Alright, so, today at an antique store I came across some "Civil Defense all purpose survival crackers". Made in 1965, I believe. Sealed tin, all the fancy stuff. I got home, checked a few forums about them, and, most say they should be alright to eat. Just going to get you guy's opinion here. Yey or ney to eating??? They look fine.


----------



## UncleJoe (Jan 11, 2009)

I don't see why not. The worst they can be is stale.


----------



## jnrdesertrats (Jul 3, 2010)

You could try them out on a sibling:sssh:


----------



## *Andi (Nov 8, 2009)

Man ... how come I never find stuff like this at my antique stores ... ???


----------



## efbjr (Oct 20, 2008)

Got any 1965 peanut butter to go with them?


----------



## ReconCraftTheta (Jun 30, 2010)

Will MRE butter do? hahaha. Danke, guys. Like I say, sealed tin and everything, just as you can see, curiosity lead me to open it. Obviously after that there was a response of: "Well, shit. Now I have to eat them!"


----------



## ReconCraftTheta (Jun 30, 2010)

UncleJoe said:


> I don't see why not. The worst they can be is stale.


To my surprise, upon trying them this morning, they were alright. Still crunchy, but they aren't something I'd eat alone, they need flavor.


----------



## Woody (Nov 11, 2008)

Still better than the alternative!


----------



## ReconCraftTheta (Jun 30, 2010)

*Andi said:


> Man ... how come I never find stuff like this at my antique stores ... ???


Way back, the place I live had a lot of fallout shelters.
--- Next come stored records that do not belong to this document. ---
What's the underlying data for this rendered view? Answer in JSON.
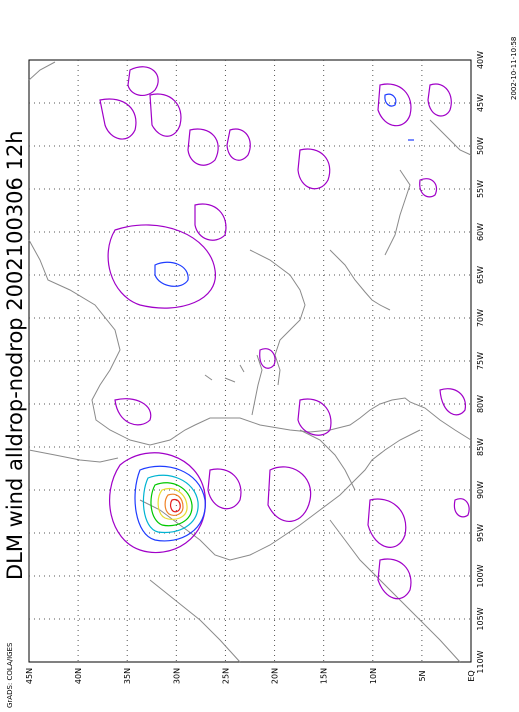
{
  "title": "DLM wind alldrop-nodrop 2002100306 12h",
  "timestamp": "2002-10-11-10:58",
  "credit": "GrADS: COLA/IGES",
  "map": {
    "lon_range": [
      -110,
      -40
    ],
    "lat_range": [
      0,
      45
    ],
    "lon_ticks": [
      {
        "value": -40,
        "label": "40W"
      },
      {
        "value": -45,
        "label": "45W"
      },
      {
        "value": -50,
        "label": "50W"
      },
      {
        "value": -55,
        "label": "55W"
      },
      {
        "value": -60,
        "label": "60W"
      },
      {
        "value": -65,
        "label": "65W"
      },
      {
        "value": -70,
        "label": "70W"
      },
      {
        "value": -75,
        "label": "75W"
      },
      {
        "value": -80,
        "label": "80W"
      },
      {
        "value": -85,
        "label": "85W"
      },
      {
        "value": -90,
        "label": "90W"
      },
      {
        "value": -95,
        "label": "95W"
      },
      {
        "value": -100,
        "label": "100W"
      },
      {
        "value": -105,
        "label": "105W"
      },
      {
        "value": -110,
        "label": "110W"
      }
    ],
    "lat_ticks": [
      {
        "value": 45,
        "label": "45N"
      },
      {
        "value": 40,
        "label": "40N"
      },
      {
        "value": 35,
        "label": "35N"
      },
      {
        "value": 30,
        "label": "30N"
      },
      {
        "value": 25,
        "label": "25N"
      },
      {
        "value": 20,
        "label": "20N"
      },
      {
        "value": 15,
        "label": "15N"
      },
      {
        "value": 10,
        "label": "10N"
      },
      {
        "value": 5,
        "label": "5N"
      },
      {
        "value": 0,
        "label": "EQ"
      }
    ],
    "grid": true,
    "colors": {
      "coast": "#8a8a8a",
      "magenta": "#a000c8",
      "blue": "#1e3cff",
      "cyan": "#00b4d2",
      "green": "#00c800",
      "yellow": "#e6dc32",
      "orange": "#f08228",
      "red": "#e61e1e"
    }
  }
}
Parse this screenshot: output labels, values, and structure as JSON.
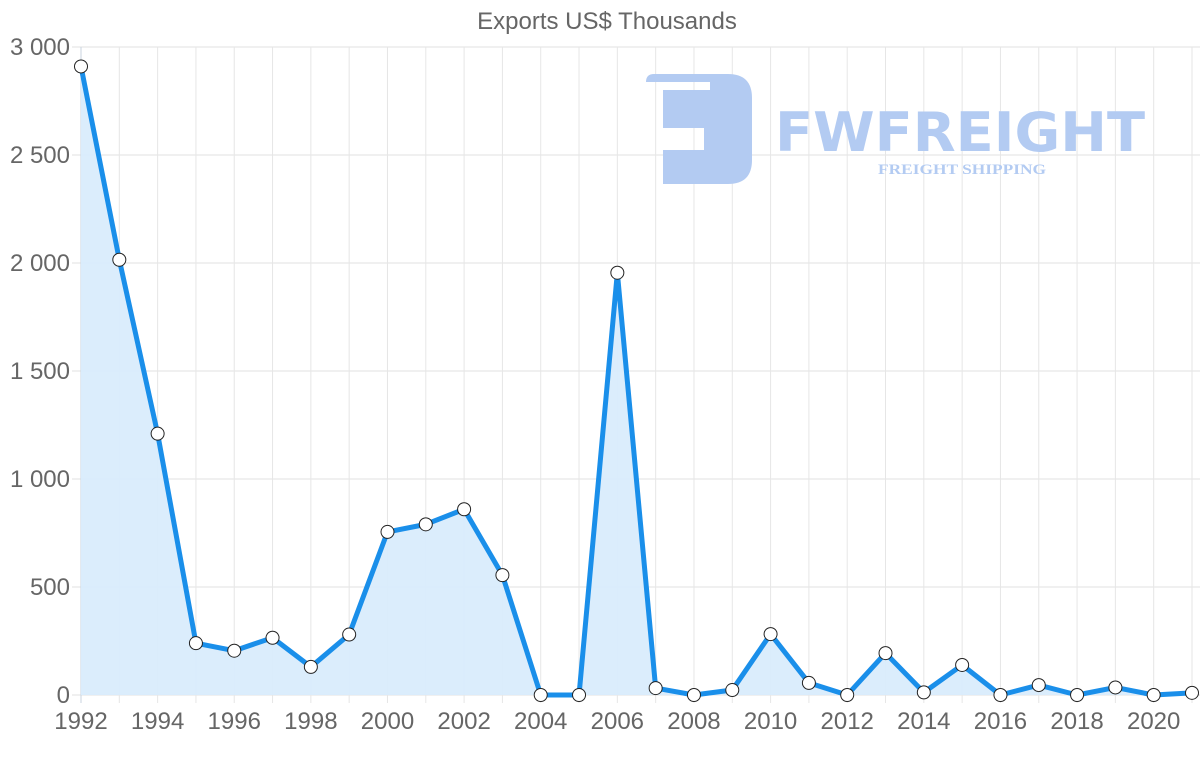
{
  "chart_data": {
    "type": "line",
    "title": "Exports US$ Thousands",
    "xlabel": "",
    "ylabel": "",
    "ylim": [
      0,
      3000
    ],
    "y_ticks": [
      "0",
      "500",
      "1 000",
      "1 500",
      "2 000",
      "2 500",
      "3 000"
    ],
    "x_tick_labels": [
      "1992",
      "1994",
      "1996",
      "1998",
      "2000",
      "2002",
      "2004",
      "2006",
      "2008",
      "2010",
      "2012",
      "2014",
      "2016",
      "2018",
      "2020"
    ],
    "grid": true,
    "legend": null,
    "fill": true,
    "categories": [
      1992,
      1993,
      1994,
      1995,
      1996,
      1997,
      1998,
      1999,
      2000,
      2001,
      2002,
      2003,
      2004,
      2005,
      2006,
      2007,
      2008,
      2009,
      2010,
      2011,
      2012,
      2013,
      2014,
      2015,
      2016,
      2017,
      2018,
      2019,
      2020,
      2021
    ],
    "series": [
      {
        "name": "Exports US$ Thousands",
        "color": "#1a8fea",
        "fill_color": "#d9ecfc",
        "values": [
          2910,
          2015,
          1210,
          240,
          205,
          265,
          130,
          280,
          755,
          790,
          860,
          555,
          0,
          0,
          1955,
          32,
          0,
          23,
          282,
          56,
          0,
          194,
          12,
          139,
          0,
          46,
          0,
          35,
          0,
          10
        ]
      }
    ]
  },
  "watermark": {
    "brand": "FWFREIGHT",
    "tagline": "FREIGHT SHIPPING",
    "color": "#b3cbf2"
  }
}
Binghamton (put 2 and 2 together, haha) was a major steel manufacturer, thusly one of the CCCP's biggest targets on the secondary target list. In my adventures, I've visited one of said shelters.... cold, humid, then hot and humid, all the time dark.


----------



## DJgang (Apr 10, 2011)

I remember eating these as a kid. For some reason my dad had lots of MREs, almost like maybe they were left over from Vietnam days or something...:dunno:

I loved 'em, the peanut butter too! Yum...can you say sticky!


----------



## ReconCraftTheta (Jun 30, 2010)

DJgang said:


> I remember eating these as a kid. For some reason my dad had lots of MREs, almost like maybe they were left over from Vietnam days or something...:dunno:
> 
> I loved 'em, the peanut butter too! Yum...can you say sticky!


Nice! haha. Reenacting gets you used to the German stuff like Hartkek and Knackelbrot. Fun times, fun times.

On a side note, they've been set aside with the rest of my stockpile.


----------